Gino and Magozzi started working fast, rolling and molding and shaping. The sun was on their side, because it was bright and high in the sky now, softening up the snow and making it easier to work with. A half hour later, they had a respectable-looking basic snowman.

‘That’s a damn fine start,’ Gino said, stepping back to admire their handiwork. ‘A few details, maybe a couple trimmings, and we’ll have ourselves a contender. What do you think?’

‘I think its butt looks fat.’

Gino rolled his eyes. ‘Snowmen are supposed to have fat butts.’

‘Maybe some arms would balance him out a little.’

‘Great idea. Go get some twigs from those bushes over there.’

‘It’s illegal to pick foliage in parks.’

‘I don’t give a shit. I’m not signing off on this thing until it has some limbs. And don’t make any smart-ass remarks about the Disability Act.’

Magozzi wandered over to the straggly thicket that bordered a margin of woods, stopping to look at the skiing snowman on the way. The sun was hitting it full-on now, and its left side was starting to look glazed and a little mushy. With any luck, it would melt before judging and they’d have one less competitor.

‘This yours?’

Magozzi looked down at a little red-haired kid who’d suddenly appeared at his side.

‘No.’

The kid couldn’t have been more than eight or nine, but he was circling the snowman with the critical eye of a seasoned judge. ‘It’s pretty good. Better than that one the fat guy’s working on.’ He pointed to Gino.

‘That’s my partner you’re talking about.’

The kid looked up at him, nonplussed. ‘You don’t look gay.’
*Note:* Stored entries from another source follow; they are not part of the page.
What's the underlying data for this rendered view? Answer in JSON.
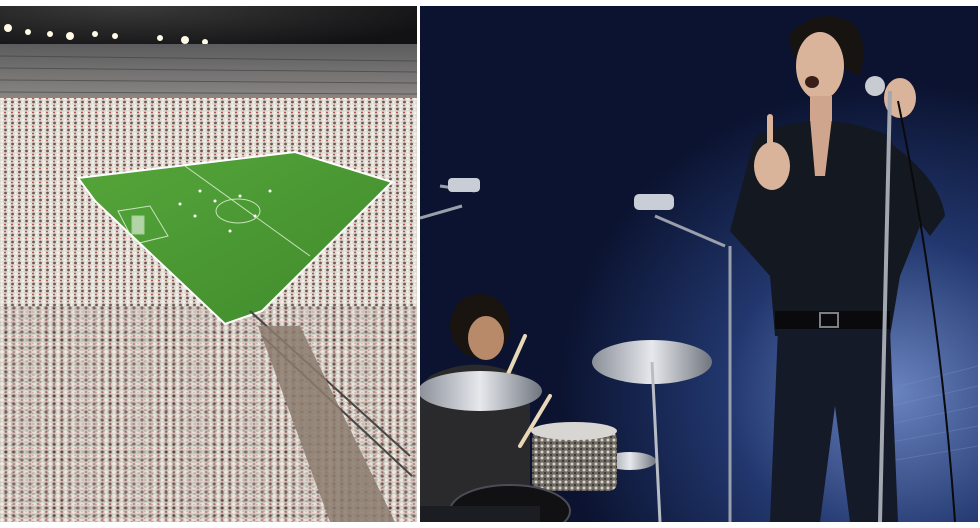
{
  "images": [
    {
      "id": "stadium",
      "caption": ""
    },
    {
      "id": "concert",
      "caption": ""
    }
  ],
  "colors": {
    "divider": "#ffffff",
    "pitch": "#3f8a2c",
    "pitch_light": "#56a63a",
    "stage_background": "#0b1330",
    "crowd": "#e6e2dc"
  }
}
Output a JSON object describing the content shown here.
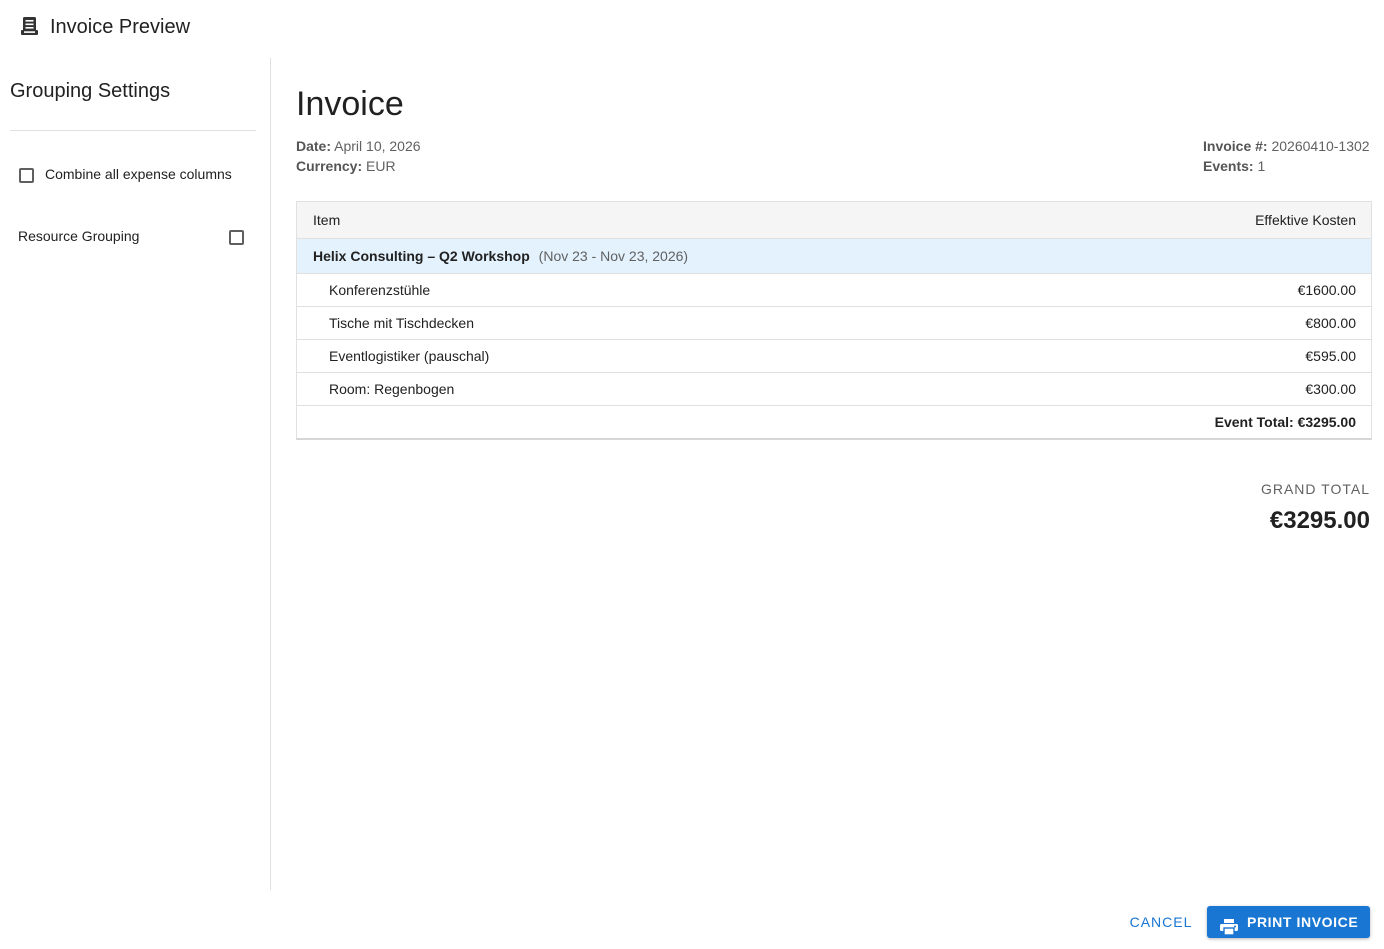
{
  "dialog": {
    "title": "Invoice Preview",
    "title_icon": "receipt-icon"
  },
  "sidebar": {
    "title": "Grouping Settings",
    "options": [
      {
        "label": "Combine all expense columns",
        "checked": false
      },
      {
        "label": "Resource Grouping",
        "checked": false
      }
    ]
  },
  "invoice": {
    "title": "Invoice",
    "date_label": "Date:",
    "date_value": "April 10, 2026",
    "currency_label": "Currency:",
    "currency_value": "EUR",
    "number_label": "Invoice #:",
    "number_value": "20260410-1302",
    "events_label": "Events:",
    "events_value": "1"
  },
  "table": {
    "headers": [
      "Item",
      "Effektive Kosten"
    ],
    "group": {
      "name": "Helix Consulting – Q2 Workshop",
      "dates": "(Nov 23 - Nov 23, 2026)"
    },
    "rows": [
      {
        "item": "Konferenzstühle",
        "cost": "€1600.00"
      },
      {
        "item": "Tische mit Tischdecken",
        "cost": "€800.00"
      },
      {
        "item": "Eventlogistiker (pauschal)",
        "cost": "€595.00"
      },
      {
        "item": "Room: Regenbogen",
        "cost": "€300.00"
      }
    ],
    "event_total": "Event Total: €3295.00"
  },
  "grand_total": {
    "label": "GRAND TOTAL",
    "value": "€3295.00"
  },
  "actions": {
    "cancel_label": "CANCEL",
    "print_label": "PRINT INVOICE",
    "print_icon": "printer-icon"
  },
  "colors": {
    "accent": "#1976d2",
    "group_row_bg": "#e3f2fd",
    "header_row_bg": "#f5f5f5"
  }
}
The ever-evolving English language, Magozzi thought. Seemed like every word had multiple meanings nowadays. Somebody was going to have to make up some new ones eventually. ‘Not that kind of partner. We’re cops.’

Now the kid was impressed. ‘Did you ever shoot anybody?’

‘No,’ Magozzi lied.

‘Oh.’ Disappointed, the kid turned back to the skiing snowman, dismissing Magozzi as quickly as he’d engaged him. Clearly, inanimate objects were more interesting than cops who didn’t shoot people.

Magozzi looked around to make sure Park Service wasn’t hovering in the bushes, waiting to ambush him, then started harvesting illegal arms for their snowman.

A few seconds later the screaming started. Magozzi spun toward the source, his hand on his holster even before the pivot, and saw the red-haired kid standing in front of the skiing snowman, staring up at it with wide blue eyes and an impossibly wide mouth.

He was at the kid’s side in seconds, looking at the carrot nose tilting downward in the melting face, the sunglasses sliding down the carrot, and the big, terrorized milky eyes the sunglasses had been hiding. The real nose behind the carrot was a waxy white, right off the color palette of the dead.

Oh. Shit.

The kid was still screaming. Magozzi put his hands on his shoulders and turned him gently away from the snowman that wasn’t a snowman, toward the red-haired man and woman running frantically toward their terrified son.